Jewish Americans refers to a diverse ethnoreligious group of people in the United States, who practice Judaism and/or are associated with Judaism by cultural practices, family history, or ethnicity. Jewish identity is not limited to religious affiliation. Some people identify as Jewish on the basis of ethnicity, culture, and/or ancestry. It is therefore important to recognize the existence of both Jews by religion and Jews of no religion. In general, “Jewish Americans,” “Jews,” and “Jewish people” can be used interchangeably, though there is a current effort to reclaim and expand use of the proper noun—Jew(s)—to refer to Jewish people. Because racial, religious, and ethnic identities are deeply personal and are constantly evolving, terminology is a matter of individual preference and should be treated as such.

From leading disease prevention and control efforts, pioneering the technology that led to WiFi, GPS, and Bluetooth communication systems, and serving on the Supreme Court of the United States, Jewish Americans have been and continue to be an integral part of our society. Despite these contributions, Jewish Americans have routinely been mistreated and excluded. Throughout history, Jewish people all over the world have been persecuted for their religious and cultural practices, and have been subjected to torture, segregation, and genocide. In the United States, Jewish Americans sometimes struggle to thrive as they are harassed and victimized in hate crimes that target where they shop, learn, and worship. This persecution and ongoing psychosocial stress has left many Jewish Americans in poor healthAdditionally, Jewish Americans who are economically poor, disabled, LGBTQ+, and/or of color are even more likely to struggle to thrive due to the compounding marginalizations they experience. 
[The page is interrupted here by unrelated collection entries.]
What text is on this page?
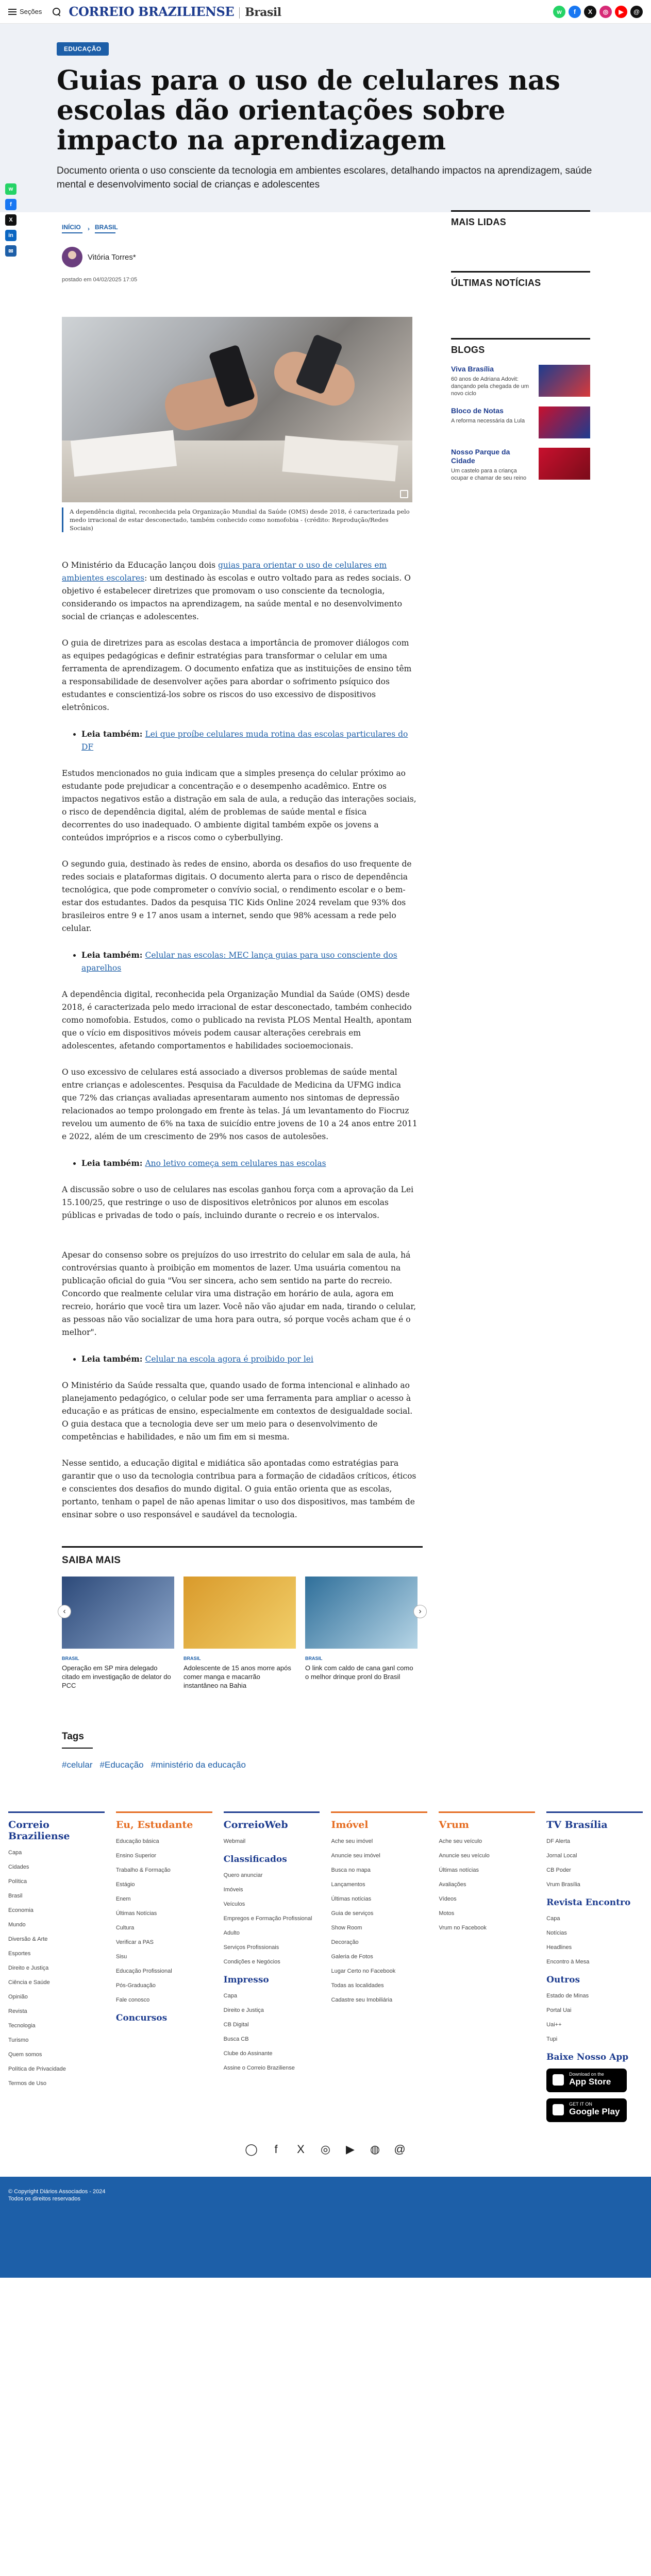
Seções CORREIO BRAZILIENSE Brasil	w	f	X	◎	▶	@
EDUCAÇÃO
Guias para o uso de celulares nas escolas dão orientações sobre impacto na aprendizagem

Documento orienta o uso consciente da tecnologia em ambientes escolares, detalhando impactos na aprendizagem, saúde mental e desenvolvimento social de crianças e adolescentes

w
f
X
in
✉
INÍCIO › BRASIL
Vitória Torres*
postado em 04/02/2025 17:05

A dependência digital, reconhecida pela Organização Mundial da Saúde (OMS) desde 2018, é caracterizada pelo medo irracional de estar desconectado, também conhecido como nomofobia - (crédito: Reprodução/Redes Sociais)

O Ministério da Educação lançou dois guias para orientar o uso de celulares em ambientes escolares: um destinado às escolas e outro voltado para as redes sociais. O objetivo é estabelecer diretrizes que promovam o uso consciente da tecnologia, considerando os impactos na aprendizagem, na saúde mental e no desenvolvimento social de crianças e adolescentes.

O guia de diretrizes para as escolas destaca a importância de promover diálogos com as equipes pedagógicas e definir estratégias para transformar o celular em uma ferramenta de aprendizagem. O documento enfatiza que as instituições de ensino têm a responsabilidade de desenvolver ações para abordar o sofrimento psíquico dos estudantes e conscientizá-los sobre os riscos do uso excessivo de dispositivos eletrônicos.

• Leia também: Lei que proíbe celulares muda rotina das escolas particulares do DF

Estudos mencionados no guia indicam que a simples presença do celular próximo ao estudante pode prejudicar a concentração e o desempenho acadêmico. Entre os impactos negativos estão a distração em sala de aula, a redução das interações sociais, o risco de dependência digital, além de problemas de saúde mental e física decorrentes do uso inadequado. O ambiente digital também expõe os jovens a conteúdos impróprios e a riscos como o cyberbullying.

O segundo guia, destinado às redes de ensino, aborda os desafios do uso frequente de redes sociais e plataformas digitais. O documento alerta para o risco de dependência tecnológica, que pode comprometer o convívio social, o rendimento escolar e o bem-estar dos estudantes. Dados da pesquisa TIC Kids Online 2024 revelam que 93% dos brasileiros entre 9 e 17 anos usam a internet, sendo que 98% acessam a rede pelo celular.

• Leia também: Celular nas escolas: MEC lança guias para uso consciente dos aparelhos

A dependência digital, reconhecida pela Organização Mundial da Saúde (OMS) desde 2018, é caracterizada pelo medo irracional de estar desconectado, também conhecido como nomofobia. Estudos, como o publicado na revista PLOS Mental Health, apontam que o vício em dispositivos móveis podem causar alterações cerebrais em adolescentes, afetando comportamentos e habilidades socioemocionais.

O uso excessivo de celulares está associado a diversos problemas de saúde mental entre crianças e adolescentes. Pesquisa da Faculdade de Medicina da UFMG indica que 72% das crianças avaliadas apresentaram aumento nos sintomas de depressão relacionados ao tempo prolongado em frente às telas. Já um levantamento do Fiocruz revelou um aumento de 6% na taxa de suicídio entre jovens de 10 a 24 anos entre 2011 e 2022, além de um crescimento de 29% nos casos de autolesões.

• Leia também: Ano letivo começa sem celulares nas escolas

A discussão sobre o uso de celulares nas escolas ganhou força com a aprovação da Lei 15.100/25, que restringe o uso de dispositivos eletrônicos por alunos em escolas públicas e privadas de todo o país, incluindo durante o recreio e os intervalos.

Apesar do consenso sobre os prejuízos do uso irrestrito do celular em sala de aula, há controvérsias quanto à proibição em momentos de lazer. Uma usuária comentou na publicação oficial do guia "Vou ser sincera, acho sem sentido na parte do recreio. Concordo que realmente celular vira uma distração em horário de aula, agora em recreio, horário que você tira um lazer. Você não vão ajudar em nada, tirando o celular, as pessoas não vão socializar de uma hora para outra, só porque vocês acham que é o melhor".

• Leia também: Celular na escola agora é proibido por lei

O Ministério da Saúde ressalta que, quando usado de forma intencional e alinhado ao planejamento pedagógico, o celular pode ser uma ferramenta para ampliar o acesso à educação e as práticas de ensino, especialmente em contextos de desigualdade social. O guia destaca que a tecnologia deve ser um meio para o desenvolvimento de competências e habilidades, e não um fim em si mesma.

Nesse sentido, a educação digital e midiática são apontadas como estratégias para garantir que o uso da tecnologia contribua para a formação de cidadãos críticos, éticos e conscientes dos desafios do mundo digital. O guia então orienta que as escolas, portanto, tenham o papel de não apenas limitar o uso dos dispositivos, mas também de ensinar sobre o uso responsável e saudável da tecnologia.

SAIBA MAIS
BRASIL
Operação em SP mira delegado citado em investigação de delator do PCC
BRASIL
Adolescente de 15 anos morre após comer manga e macarrão instantâneo na Bahia
BRASIL
O link com caldo de cana ganl como o melhor drinque pronl do Brasil
‹	›
Tags
#celular #Educação #ministério da educação
MAIS LIDAS
ÚLTIMAS NOTÍCIAS
BLOGS
Viva Brasília
60 anos de Adriana Adovit: dançando pela chegada de um novo ciclo
Bloco de Notas
A reforma necessária da Lula
Nosso Parque da Cidade
Um castelo para a criança ocupar e chamar de seu reino
Correio Braziliense
Capa
Cidades
Política
Brasil
Economia
Mundo
Diversão & Arte
Esportes
Direito e Justiça
Ciência e Saúde
Opinião
Revista
Tecnologia
Turismo
Quem somos
Política de Privacidade
Termos de Uso
Eu, Estudante
Educação básica
Ensino Superior
Trabalho & Formação
Estágio
Enem
Últimas Notícias
Cultura
Verificar a PAS
Sisu
Educação Profissional
Pós-Graduação
Fale conosco
Concursos
CorreioWeb
Webmail
Classificados
Quero anunciar
Imóveis
Veículos
Empregos e Formação Profissional
Adulto
Serviços Profissionais
Condições e Negócios
Impresso
Capa
Direito e Justiça
CB Digital
Busca CB
Clube do Assinante
Assine o Correio Braziliense
Imóvel
Ache seu imóvel
Anuncie seu imóvel
Busca no mapa
Lançamentos
Últimas notícias
Guia de serviços
Show Room
Decoração
Galeria de Fotos
Lugar Certo no Facebook
Todas as localidades
Cadastre seu Imobiliária
Vrum
Ache seu veículo
Anuncie seu veículo
Últimas notícias
Avaliações
Vídeos
Motos
Vrum no Facebook
TV Brasília
DF Alerta
Jornal Local
CB Poder
Vrum Brasília
Revista Encontro
Capa
Notícias
Headlines
Encontro à Mesa
Outros
Estado de Minas
Portal Uai
Uai++
Tupi
Baixe Nosso App
Download on the
App Store
GET IT ON
Google Play
◯	f	X ◎ ▶ ◍ @
© Copyright Diários Associados - 2024
Todos os direitos reservados
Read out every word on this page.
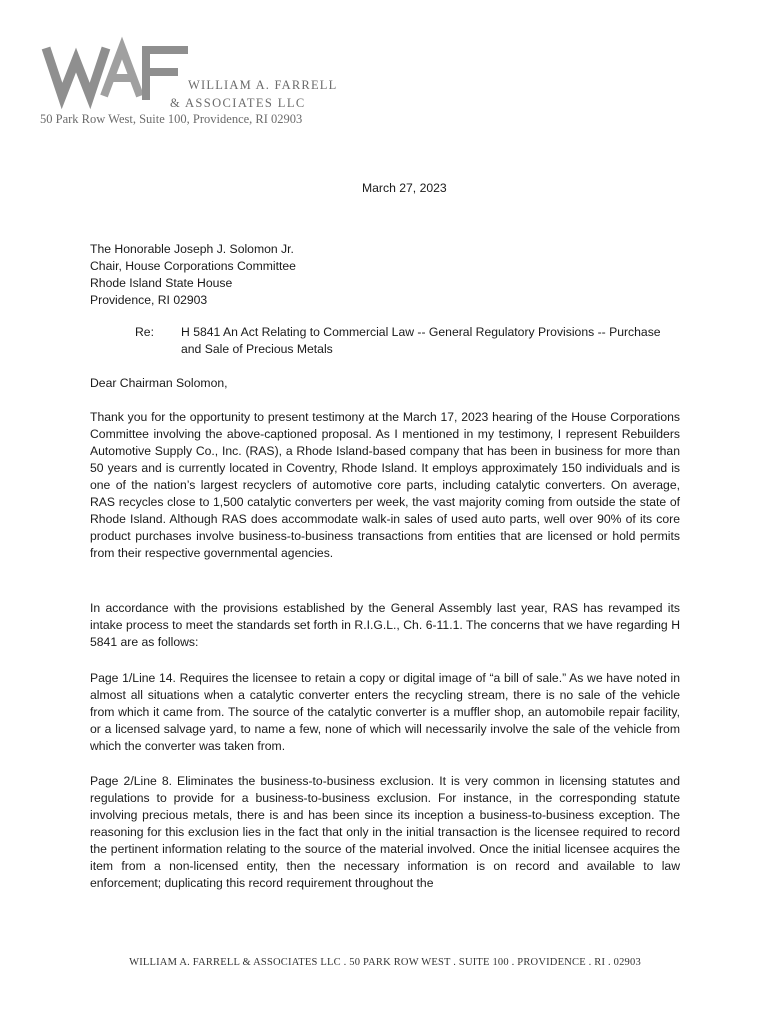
WAF
WILLIAM A. FARRELL
& ASSOCIATES LLC
50 Park Row West, Suite 100, Providence, RI 02903
March 27, 2023
The Honorable Joseph J. Solomon Jr.
Chair, House Corporations Committee
Rhode Island State House
Providence, RI 02903
Re: H 5841 An Act Relating to Commercial Law -- General Regulatory Provisions -- Purchase and Sale of Precious Metals
Dear Chairman Solomon,
Thank you for the opportunity to present testimony at the March 17, 2023 hearing of the House Corporations Committee involving the above-captioned proposal. As I mentioned in my testimony, I represent Rebuilders Automotive Supply Co., Inc. (RAS), a Rhode Island-based company that has been in business for more than 50 years and is currently located in Coventry, Rhode Island. It employs approximately 150 individuals and is one of the nation’s largest recyclers of automotive core parts, including catalytic converters. On average, RAS recycles close to 1,500 catalytic converters per week, the vast majority coming from outside the state of Rhode Island. Although RAS does accommodate walk-in sales of used auto parts, well over 90% of its core product purchases involve business-to-business transactions from entities that are licensed or hold permits from their respective governmental agencies.
In accordance with the provisions established by the General Assembly last year, RAS has revamped its intake process to meet the standards set forth in R.I.G.L., Ch. 6-11.1. The concerns that we have regarding H 5841 are as follows:
Page 1/Line 14. Requires the licensee to retain a copy or digital image of “a bill of sale.” As we have noted in almost all situations when a catalytic converter enters the recycling stream, there is no sale of the vehicle from which it came from. The source of the catalytic converter is a muffler shop, an automobile repair facility, or a licensed salvage yard, to name a few, none of which will necessarily involve the sale of the vehicle from which the converter was taken from.
Page 2/Line 8. Eliminates the business-to-business exclusion. It is very common in licensing statutes and regulations to provide for a business-to-business exclusion. For instance, in the corresponding statute involving precious metals, there is and has been since its inception a business-to-business exception. The reasoning for this exclusion lies in the fact that only in the initial transaction is the licensee required to record the pertinent information relating to the source of the material involved. Once the initial licensee acquires the item from a non-licensed entity, then the necessary information is on record and available to law enforcement; duplicating this record requirement throughout the
WILLIAM A. FARRELL & ASSOCIATES LLC . 50 PARK ROW WEST . SUITE 100 . PROVIDENCE . RI . 02903
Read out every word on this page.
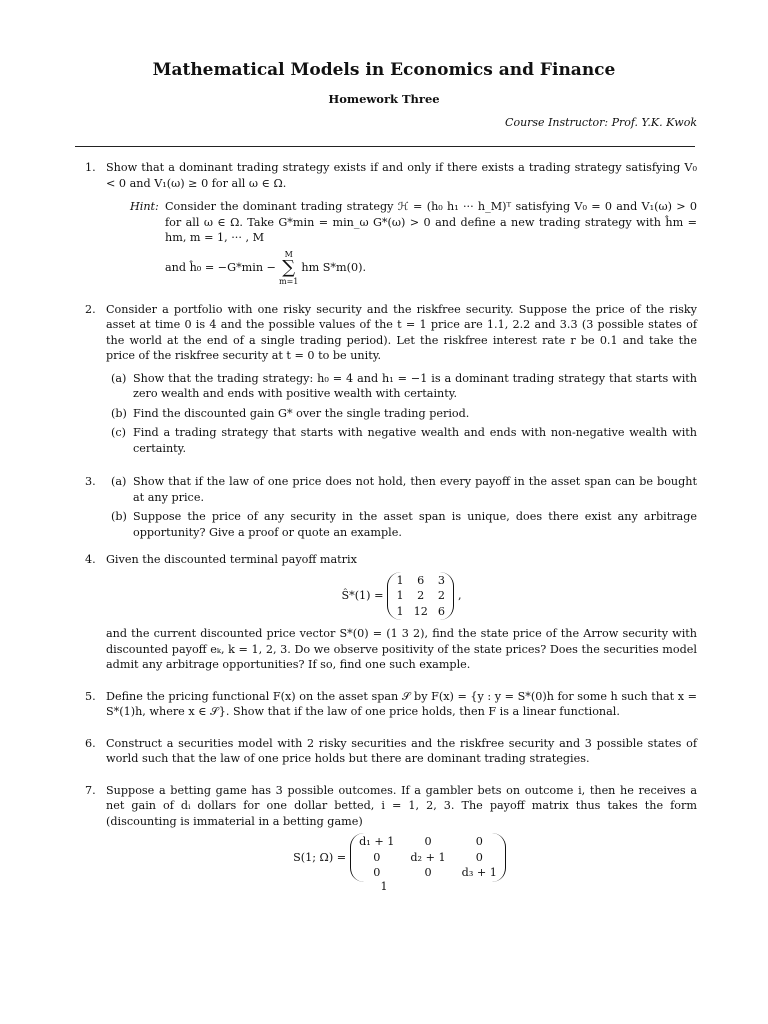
Mathematical Models in Economics and Finance
Homework Three
Course Instructor: Prof. Y.K. Kwok
1. Show that a dominant trading strategy exists if and only if there exists a trading strategy satisfying V₀ < 0 and V₁(ω) ≥ 0 for all ω ∈ Ω.
Hint: Consider the dominant trading strategy ℋ = (h₀ h₁ ··· h_M)ᵀ satisfying V₀ = 0 and V₁(ω) > 0 for all ω ∈ Ω. Take G*min = min_ω G*(ω) > 0 and define a new trading strategy with ĥm = hm, m = 1, ··· , M
and ĥ₀ = −G*min −
M
∑
m=1
hm S*m(0).
2. Consider a portfolio with one risky security and the riskfree security. Suppose the price of the risky asset at time 0 is 4 and the possible values of the t = 1 price are 1.1, 2.2 and 3.3 (3 possible states of the world at the end of a single trading period). Let the riskfree interest rate r be 0.1 and take the price of the riskfree security at t = 0 to be unity.
(a) Show that the trading strategy: h₀ = 4 and h₁ = −1 is a dominant trading strategy that starts with zero wealth and ends with positive wealth with certainty.
(b) Find the discounted gain G* over the single trading period.
(c) Find a trading strategy that starts with negative wealth and ends with non-negative wealth with certainty.
3. (a) Show that if the law of one price does not hold, then every payoff in the asset span can be bought at any price.
(b) Suppose the price of any security in the asset span is unique, does there exist any arbitrage opportunity? Give a proof or quote an example.
4. Given the discounted terminal payoff matrix
Ŝ*(1) =
1	6	3
1	2	2
1 12 6
,
and the current discounted price vector S*(0) = (1 3 2), find the state price of the Arrow security with discounted payoff eₖ, k = 1, 2, 3. Do we observe positivity of the state prices? Does the securities model admit any arbitrage opportunities? If so, find one such example.
5. Define the pricing functional F(x) on the asset span 𝒮 by F(x) = {y : y = S*(0)h for some h such that x = S*(1)h, where x ∈ 𝒮}. Show that if the law of one price holds, then F is a linear functional.
6. Construct a securities model with 2 risky securities and the riskfree security and 3 possible states of world such that the law of one price holds but there are dominant trading strategies.
7. Suppose a betting game has 3 possible outcomes. If a gambler bets on outcome i, then he receives a net gain of dᵢ dollars for one dollar betted, i = 1, 2, 3. The payoff matrix thus takes the form (discounting is immaterial in a betting game)
S(1; Ω) =
d₁ + 1	0	0
0	d₂ + 1	0
0	0	d₃ + 1
1
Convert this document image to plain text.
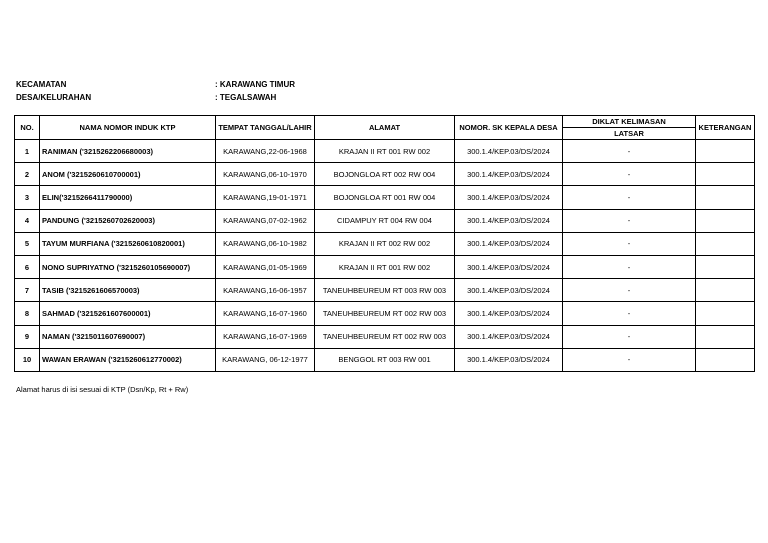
KECAMATAN	: KARAWANG TIMUR
DESA/KELURAHAN	: TEGALSAWAH
NO.	NAMA NOMOR INDUK KTP	TEMPAT TANGGAL/LAHIR	ALAMAT	NOMOR. SK KEPALA DESA	DIKLAT KELIMASAN	KETERANGAN
					LATSAR	
1	RANIMAN ('3215262206680003)	KARAWANG,22-06-1968	KRAJAN II RT 001 RW 002	300.1.4/KEP.03/DS/2024	-	
2	ANOM ('3215260610700001)	KARAWANG,06-10-1970	BOJONGLOA RT 002 RW 004	300.1.4/KEP.03/DS/2024	-	
3	ELIN('3215266411790000)	KARAWANG,19-01-1971	BOJONGLOA RT 001 RW 004	300.1.4/KEP.03/DS/2024	-	
4	PANDUNG ('3215260702620003)	KARAWANG,07-02-1962	CIDAMPUY RT 004 RW 004	300.1.4/KEP.03/DS/2024	-	
5	TAYUM MURFIANA ('3215260610820001)	KARAWANG,06-10-1982	KRAJAN II RT 002 RW 002	300.1.4/KEP.03/DS/2024	-	
6	NONO SUPRIYATNO ('3215260105690007)	KARAWANG,01-05-1969	KRAJAN II RT 001 RW 002	300.1.4/KEP.03/DS/2024	-	
7	TASIB ('3215261606570003)	KARAWANG,16-06-1957	TANEUHBEUREUM RT 003 RW 003	300.1.4/KEP.03/DS/2024	-	
8	SAHMAD ('3215261607600001)	KARAWANG,16-07-1960	TANEUHBEUREUM RT 002 RW 003	300.1.4/KEP.03/DS/2024	-	
9	NAMAN ('3215011607690007)	KARAWANG,16-07-1969	TANEUHBEUREUM RT 002 RW 003	300.1.4/KEP.03/DS/2024	-	
10	WAWAN ERAWAN ('3215260612770002)	KARAWANG, 06-12-1977	BENGGOL RT 003 RW 001	300.1.4/KEP.03/DS/2024	-	
Alamat harus di isi sesuai di KTP (Dsn/Kp, Rt + Rw)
Though antisemitism is not a new phenomenon, it is an increasingly dangerous one. The United States had a record 2,717 antisemitic incidents in 2021, which represents a 34% increase from the previous year and an all-time high since these incidents began being tracked in 1979.

Partnering with Jewish Americans to achieve health equity and justice requires deeply uprooting racist and antisemitic systems that perpetuate their exploitation and abuse. Institutionalizing and operationalizing equity and justice throughout all leadership levels of all sectors will require organizations, allies, and systems to deeply center and follow the leadership of people with lived experience. Community-led processes, self-representation, and centering Jewish voices are a few effective tactics communities can leverage to advance equity and well-being for Jewish Americans.